Funds with impact-linked carry are ‘unappealing’ to NYSCRF

The giant New York pension plan is not of fan of funds with a portion of their carried interest linked to impact, its sustainable investment chief Andrew Siwo told a lively debate on impact at PEI Group's NEXUS 2024 event.

New York State Common Retirement Fund, one of the largest and most influential investors in sustainable private markets, is not a fan of funds where the GPs’ carried interest is linked to impact performance.

“We are cautiously optimistic and bullish on sustainable investments – hence doubling up the commitment,” said Andrew Siwo, the pension systems’ director of sustainable investments and climate solutions, speaking at NEXUS 2024 last week. NYSCRF recently announced an increased allocation to its already sizeable sustainable investment programme from $20 billion to $40 billion.

“Despite that, though, we are also keen on avoiding unintended consequences. And one of them is this notion of impact-linked carry and tying performance to achieving non-financial factors,” said Siwo, one of our 50 influencers in sustainable private markets.

Some GPs – particularly those with a sustainability of impact focus – have tied a portion of their carried interest to the achievement of extra-financial goals, such as ESG or impact targets. This is designed to assure investors and target company management teams that the GP will not sacrifice its stated sustainability goals for the sake of additional financial return. It has been adopted by both emerging managers and established firms launching impact products, such as EQT and L Catterton. But it is not to everyone’s liking.

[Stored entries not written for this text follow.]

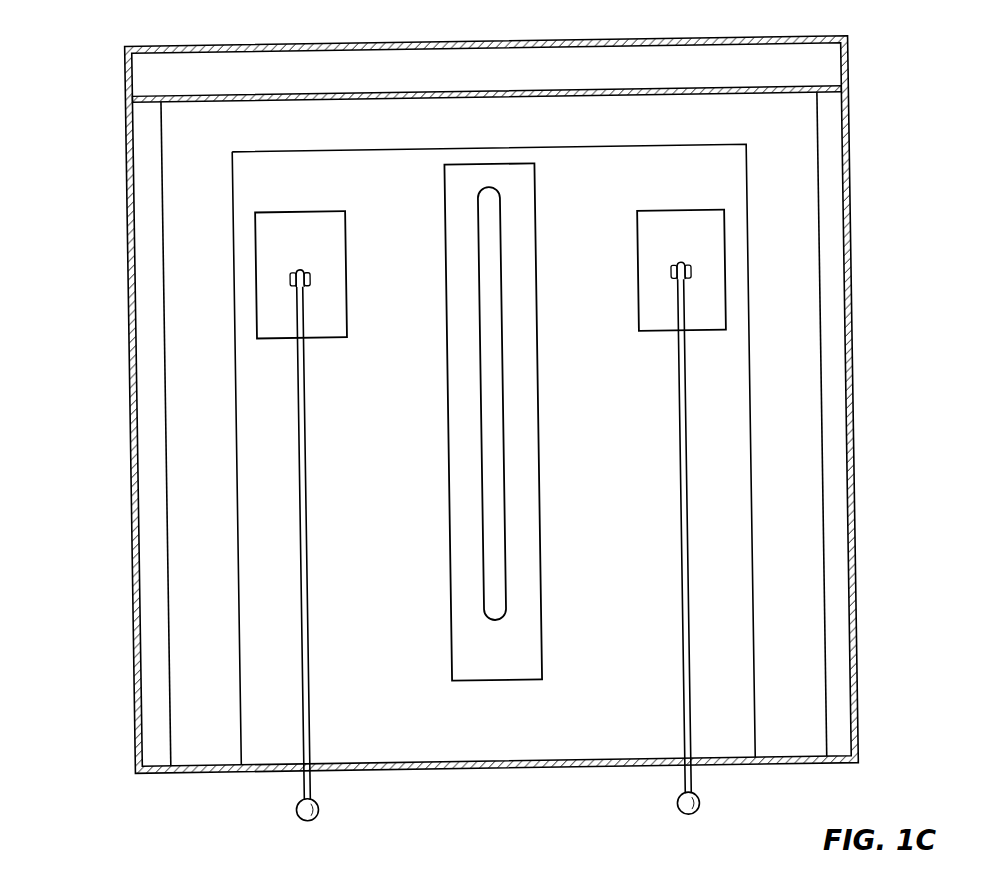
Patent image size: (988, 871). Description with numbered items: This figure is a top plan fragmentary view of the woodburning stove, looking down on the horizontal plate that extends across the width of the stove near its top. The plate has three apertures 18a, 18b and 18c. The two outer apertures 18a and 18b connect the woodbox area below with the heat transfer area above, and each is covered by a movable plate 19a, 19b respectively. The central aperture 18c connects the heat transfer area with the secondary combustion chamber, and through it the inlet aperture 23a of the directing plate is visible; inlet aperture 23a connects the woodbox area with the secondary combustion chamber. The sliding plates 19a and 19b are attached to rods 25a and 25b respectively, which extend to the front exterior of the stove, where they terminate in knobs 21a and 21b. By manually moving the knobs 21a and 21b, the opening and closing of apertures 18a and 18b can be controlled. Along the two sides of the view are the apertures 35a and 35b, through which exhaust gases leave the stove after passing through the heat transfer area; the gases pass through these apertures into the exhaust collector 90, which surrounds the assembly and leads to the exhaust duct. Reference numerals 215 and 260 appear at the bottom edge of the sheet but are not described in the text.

The exhaust collector 90 is at (570, 67).
The aperture 35a is at (153, 477).
The aperture 35b is at (835, 428).
The aperture 18a is at (322, 253).
The aperture 18b is at (672, 245).
The aperture 18c is at (520, 205).
The movable plate 19a is at (330, 308).
The movable plate 19b is at (652, 312).
The inlet aperture 23a is at (497, 428).
The rod 25a is at (308, 572).
The rod 25b is at (683, 493).
The knob 21a is at (297, 812).
The knob 21b is at (699, 808).
The element 215 is at (418, 870).
The element 260 is at (517, 870).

“What this does is it opens the door for malperformance to be attributed to the desire to achieve non-financial objectives when impact is not tied to the thesis. And so those are products that we find unappealing,” said Siwo. “We want to make sure we are isolating the GPs’ entire activities on that fiduciary duty.”

Siwo was speaking on a panel alongside the founders of two of the largest managers of impact capital in the world, according to New Private MarketsImpact 50: Trill Impact and Vision Ridge Partners.

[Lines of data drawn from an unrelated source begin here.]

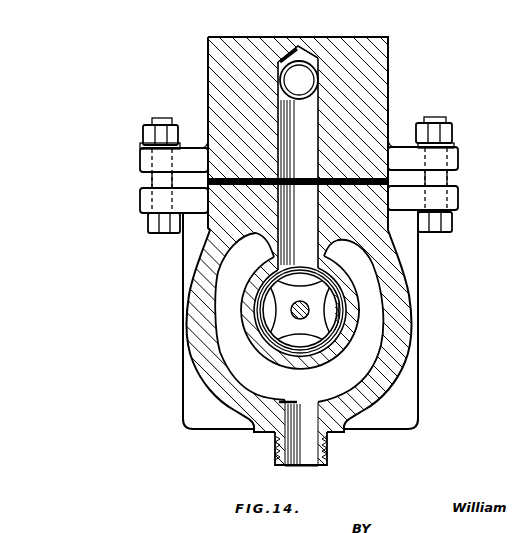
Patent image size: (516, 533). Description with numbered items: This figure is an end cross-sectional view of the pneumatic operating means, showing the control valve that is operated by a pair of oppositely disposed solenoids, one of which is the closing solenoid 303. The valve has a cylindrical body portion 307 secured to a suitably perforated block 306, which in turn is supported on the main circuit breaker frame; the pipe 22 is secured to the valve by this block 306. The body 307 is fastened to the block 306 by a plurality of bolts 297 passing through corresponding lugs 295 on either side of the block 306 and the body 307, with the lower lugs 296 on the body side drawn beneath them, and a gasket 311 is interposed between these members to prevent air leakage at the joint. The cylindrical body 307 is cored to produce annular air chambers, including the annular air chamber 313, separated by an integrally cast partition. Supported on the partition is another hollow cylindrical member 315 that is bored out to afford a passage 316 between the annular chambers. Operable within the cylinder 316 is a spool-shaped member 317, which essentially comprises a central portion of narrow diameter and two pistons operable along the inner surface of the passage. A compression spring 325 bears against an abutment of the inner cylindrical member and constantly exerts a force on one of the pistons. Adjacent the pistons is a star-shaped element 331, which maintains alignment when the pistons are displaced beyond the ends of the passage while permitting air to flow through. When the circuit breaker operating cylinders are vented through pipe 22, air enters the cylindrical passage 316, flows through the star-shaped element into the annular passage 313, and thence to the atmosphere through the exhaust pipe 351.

The pipe 22 is at (310, 62).
The block 306 is at (388, 37).
The gasket 311 is at (388, 125).
The lugs 295 is at (148, 160).
The lower flange 296 is at (143, 200).
The bolts 297 is at (147, 223).
The spool-shaped member 317 is at (291, 308).
The star-shaped element 331 is at (274, 327).
The passage 316 is at (330, 310).
The compression spring 325 is at (340, 318).
The hollow cylindrical member 315 is at (347, 343).
The annular air chamber 313 is at (355, 366).
The closing solenoid 303 is at (455, 386).
The cylindrical body portion 307 is at (368, 409).
The exhaust pipe 351 is at (328, 458).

As well as the technicalities of fund structures, the discussion covered the ability of impact investing as a strategy to deliver financial outperformance. Specifically, if a private equity fund limits its investable universe of companies to only the 20 percent that meet its impact criteria, how can that drive performance?

Siwo asked Trill founder Jan Ståhlberg whether he had empirical data to support the idea that Trill’s focus on impact-orientated business would drive alpha: specifically whether businesses with an impact-aligned mission would be more valuable in 10 years’ time.

“There is no data,” said Ståhlberg. “I lecture at the Stockholm School of Economics and the academics tell me, ‘Listen: what you’re trying to do, can’t be done and there’s no data to support it.’ [But] you have to look at the future; do we believe that a 23-year-old today will want something different than the 60-plus of today? I believe so. But I agree with you that it has to be a leap of faith.”

Trill raised €900 million for its debut private equity fund in 2021 and according to regulatory filings is currently raising Fund II and a separate venture capital fund.

Ståhlberg likened the leap into impact with the establishment of EQT, a firm which has raised €166 billion since inception in 1994 and of which Ståhlberg was part of the founding team. They were told that “an industrial approach to private equity was a contradiction in terms”.

Reuben Munger, founder and managing partner of Vision Ridge, described how the application of impact to an investment strategy is a valid way of generating alpha. Before founding the sustainable real assets investment firm in 2008, Munger had been at Baupost Group, “a global deep value hedge fund that could do anything anywhere, anytime in any security”, he said, “so the broadness of our mandate was was where we brought a lot of value”.

However, the market inefficiencies that allowed a hedge fund to hunt for cheap assets around the world have “gone away”, said Munger. “The need for specialisation to realise excess returns has gone up and up and up. You need to have an angle, you need to have an edge; and in many ways impact is an edge, because it brings passion, focus, culture.”